Acredito que a maioria de leitores de minha coluna Frente Fria seja de artistas ou aspirantes a ser. Para o segundo grupo, e mesmo para o primeiro, recomendo a leitura do livro, recém-lançado no Brasil, “Como Ser Artista”, de Jerry Saltz, ícone da crítica de arte americana. Conhecido por suas controvérsias, o escritor ensina novatos a lidar com o ‘ninho de cobras’ da arte.
Fiquei sabendo de Saltz num artigo de Clara Balbi, publicado na Folha de São Paulo, em 30 de janeiro de 2025. Aqui vão alguns trechos da entrevista que ela fez com o crítico:
“Mas o que um crítico sabe sobre ser artista? “Sim, quem diabos sou para escrever um livro desses?”, ele concorda diante da pergunta da Folha. “Bem, eu sou todo artista que falhou. Sou todo mundo que ouviu o chamado e foi impedido pelo medo de passar vergonha, de não ter nada a dizer. Todos esses medos que um artista sente, eu quis abordar como um ex-artista”, afirma.
“Além disso, “eu fui artista, e as memórias dessa época são tão profundas, tão fortes, tão comoventes”, acrescenta. “Então não me ouça. Ouça o meu antigo eu, aquele que um dia foi e de quem ainda me lembro.”
“Saltz só se tornou crítico de arte aos 40 e poucos anos. Antes, tentou ser pintor e não seguiu em frente. Acabou trabalhando por uma década como caminhoneiro. Ele conta que a princípio achou que aquela seria uma vida romântica. Com o passar dos anos, porém, passou a odiar a estrada e a sentir falta do métier nova-iorquino.
“O autor diz que aprendeu a escrever sobre arte copiando o estilo de artigos da Artforum, uma das revistas especializadas mais respeitadas do mundo. Mesmo quando começou a ter os textos publicados, no entanto, afirma que “não sabia o que estava fazendo”. Até que um dia, atrasado para enviar um artigo, apostou na própria voz. E nunca mais parou.
“Essa busca por autenticidade se faz presente na maior parte dos conselhos de “Como Ser Artista”. “Saiba o que você odeia”, “assuma seus prazeres infames”, “não sinta vergonha” e “se perca” são algumas de suas orientações aos aspirantes a artistas na publicação.

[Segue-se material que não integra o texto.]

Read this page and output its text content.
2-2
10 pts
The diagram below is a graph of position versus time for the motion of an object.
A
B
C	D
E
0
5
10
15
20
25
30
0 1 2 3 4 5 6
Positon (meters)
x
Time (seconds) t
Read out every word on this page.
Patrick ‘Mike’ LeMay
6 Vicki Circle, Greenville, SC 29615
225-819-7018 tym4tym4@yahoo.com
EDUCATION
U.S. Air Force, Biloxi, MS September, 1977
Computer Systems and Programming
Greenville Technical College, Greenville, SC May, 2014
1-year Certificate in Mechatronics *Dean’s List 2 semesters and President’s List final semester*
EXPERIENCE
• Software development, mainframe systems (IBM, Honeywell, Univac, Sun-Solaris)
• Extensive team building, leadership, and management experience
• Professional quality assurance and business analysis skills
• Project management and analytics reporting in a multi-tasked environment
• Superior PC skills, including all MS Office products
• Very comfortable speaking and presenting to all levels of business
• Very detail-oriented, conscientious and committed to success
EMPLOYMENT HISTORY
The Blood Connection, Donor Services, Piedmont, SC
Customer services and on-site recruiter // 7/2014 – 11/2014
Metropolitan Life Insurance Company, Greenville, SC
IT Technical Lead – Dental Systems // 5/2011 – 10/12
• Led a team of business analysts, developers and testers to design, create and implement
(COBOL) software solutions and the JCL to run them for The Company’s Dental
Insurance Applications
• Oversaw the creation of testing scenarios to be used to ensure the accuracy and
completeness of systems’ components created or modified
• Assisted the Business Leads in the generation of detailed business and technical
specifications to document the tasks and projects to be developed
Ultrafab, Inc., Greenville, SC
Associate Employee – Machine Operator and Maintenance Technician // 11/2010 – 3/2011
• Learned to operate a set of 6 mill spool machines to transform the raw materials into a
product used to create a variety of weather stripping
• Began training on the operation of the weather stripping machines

“O livro é o primeiro do autor a ser lançado no Brasil. É também provavelmente aquele cuja linguagem é a mais próxima daquela que usa nas redes sociais, provocativa e concisa —os demais são, em sua maioria, coletâneas de ensaios que publicou na imprensa ao longo dos anos, mais elaborados e, em certa medida, menos acessíveis.
“Em comparação, suas postagens muitas vezes consistem em poucas frases, que vão de perguntas sobre o cotidiano, como qual foi o melhor filme que seus seguidores viram no ano passado, a pílulas filosóficas sobre as artes plásticas.
“Saltz diz que “Como Ser Artista” é, das obras que escreveu, a sua preferida. “É a mais curta. Diria que é possível lê-la em duas ou três sentadas”, afirma. “E é barata. Você pode guardá-la no seu estúdio e fazer o que quiser com ela. Jogar na parede, por exemplo.”
“O crítico define a publicação como uma espécie de livro de orações, com meditações curtas e compreensíveis “sobre, bem, tudo”. De fato, muitos dos conselhos que ele traz parecem se aplicar também a não artistas.
“Saltz conta que ele mesmo se surpreendeu quando esportistas e chefs de cozinha, entre outros, o abordaram para contar que tinham se identificado com a publicação. Questionado sobre qual julga ter sido o motivo dessa identificação, responde que talvez todo processo criativo seja misterioso. “E eu devo ter tocado pelo menos algumas dessas ideias sobre a imaginação, sobre contar sua própria história, sobre a alteridade da arte, sobre não saber de onde ela vem, sobre se perder.”
“Se no livro é seu lado de ex-artista que predomina, na entrevista Saltz dá uma amostra da língua ferina que se tornou sua marca.
“”Como eu sou mais velho, ainda posso apontar o que não gosto”, diz. “Mas ninguém mais tem mais coragem de escrever críticas negativas. Têm medo de serem chamados de machistas, racistas, xenófobos.”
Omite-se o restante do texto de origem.